Six fresh unfixed adult cadavers were obtained randomly. No history of spine disease was noted, and cause of death was unrelated to spinal disorder or trauma. The mean age was 84, with a range of 76 to 90. There were two females and four males. Computerized tomographic (CT) images of the thoracic spine were obtained. For cadavers in which the gantry resulted in oblique axial sections, reformatting was performed for more accurate measurements. Measurements of the transverse diameter and chord length of the pedicle rib unit were obtained and compared with measurements of the transverse pedicle width and chord length.
The transverse width and chord length of the pedicle rib unit were significantly larger than corresponding pedicle measurements at all levels, a consistent finding when comparing the mean of all levels, the mean of T4-T9, and the mean of each individual level T4-T7.

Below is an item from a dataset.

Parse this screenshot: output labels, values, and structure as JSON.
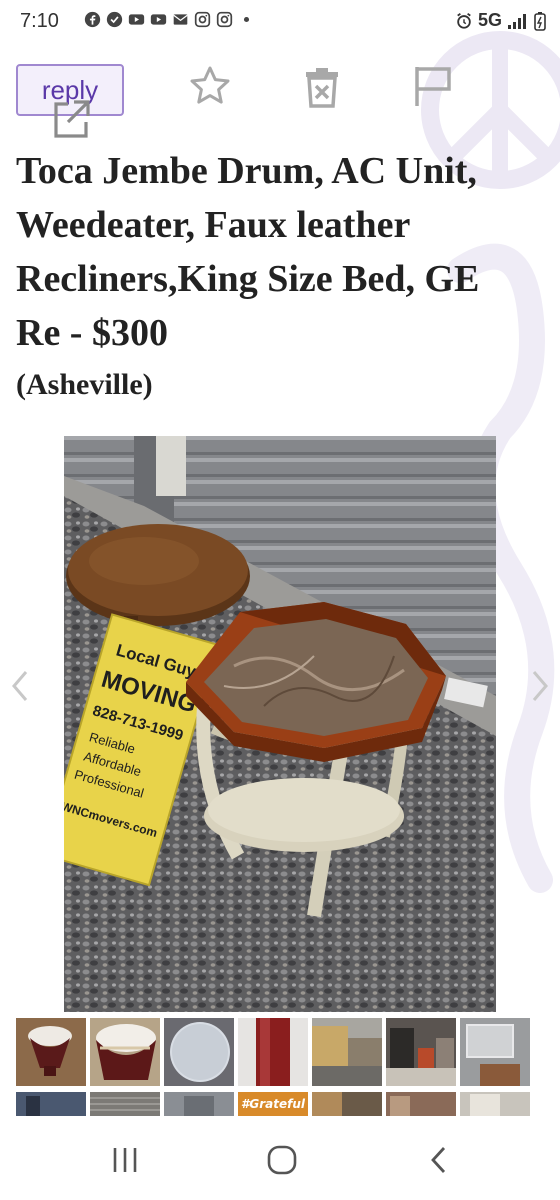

This study confirms the marked difference in size of the pedicle rib unit as compared with the pediclein both transverse width and chord length. This allows for a space that accommodates much larger major screw diameters, longer screw lengths, and because of the nature of screw placement, a greater screw convergence. Thus, there is anatomic potential for extrapedicular vertebral body fixation in the thoracic spine. However, care must be taken in placement of screws following precisely our previously described method of extrapedicular screw insertion. Penetration of surrounding structures, most notably the aorta on the left, is a potential risk when deviating from the method. Biomechanical evaluations are presently being conducted to evaluate the use of extrapedicular thoracic screw fixation.
对椎弓根肋骨单元形态进行影像学研究,并与尸体胸椎椎弓根测量值进行比较。
评估正常人体胸椎中椎弓根肋骨单元的形态,尤其关注T4 - T9,并比较椎弓根肋骨单元的尺寸与相邻椎弓根的相应尺寸。

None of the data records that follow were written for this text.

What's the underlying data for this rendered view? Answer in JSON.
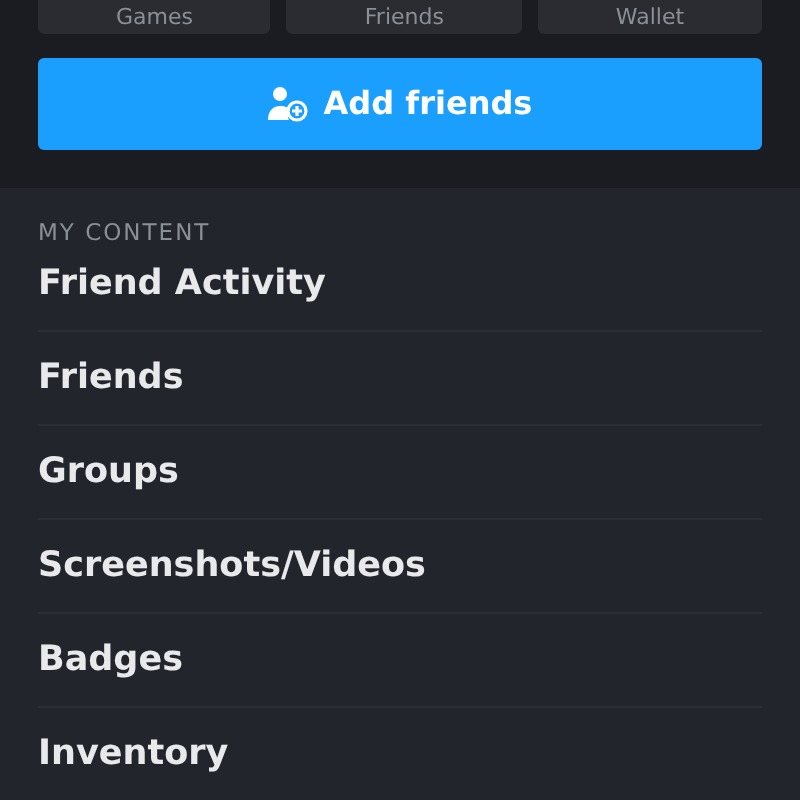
{
  "shortcuts": [
    {
      "label": "Games"
    },
    {
      "label": "Friends"
    },
    {
      "label": "Wallet"
    }
  ],
  "add_button": {
    "label": "Add friends"
  },
  "section": {
    "heading": "MY CONTENT",
    "items": [
      {
        "label": "Friend Activity"
      },
      {
        "label": "Friends"
      },
      {
        "label": "Groups"
      },
      {
        "label": "Screenshots/Videos"
      },
      {
        "label": "Badges"
      },
      {
        "label": "Inventory"
      }
    ]
  }
}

尽管胸椎椎弓根螺钉 - 棒结构在临床应用中取得了成功,但对于解剖学上过小而不适于经椎弓根固定的椎弓根,该技术的安全性仍存在争议。在先前的一项研究中评估了一种在椎弓根肋骨单元内进行椎弓根外螺钉固定的替代方法,发现其在解剖学上是可行的。尽管在之前的两项研究中描述了椎弓根肋骨单元的形态,但测量是在脊柱侧弯的脊柱上进行的。因此,尚无研究试图确定椎弓根肋骨单元的横向尺寸和弦长,并将其与相应的椎弓根尺寸进行比较。
随机获取6具新鲜未固定的成年尸体。未发现脊柱疾病史,死亡原因与脊柱疾病或创伤无关。平均年龄为84岁,范围在76至90岁之间。有两名女性和四名男性。获取了胸椎的计算机断层扫描(CT)图像。对于扫描架导致轴向截面倾斜的尸体,进行了重新格式化以获得更精确测量。获取椎弓根肋骨单元的横向直径和弦长测量值,并与椎弓根横向宽度和弦长测量值进行比较。
在所有节段,椎弓根肋骨单元的横向宽度和弦长均显著大于相应的椎弓根测量值,在比较所有节段的平均值、T4 - T9的平均值以及每个个体节段T4 - T7的平均值时,这是一个一致的发现。
本研究证实了椎弓根肋骨单元在横向宽度和弦长方面与椎弓根在尺寸上存在显著差异。这为容纳更大的主螺钉直径、更长的螺钉长度提供了空间,并且由于螺钉置入的性质,允许更大的螺钉汇聚。因此,胸椎存在椎弓根外椎体固定的解剖学潜力。然而,在按照我们先前描述的椎弓根外螺钉置入方法精确放置螺钉时必须小心。偏离该方法时,穿透周围结构,最显著的是左侧的主动脉,是一个潜在风险。目前正在进行生物力学评估以评估椎弓根外胸椎螺钉固定的应用。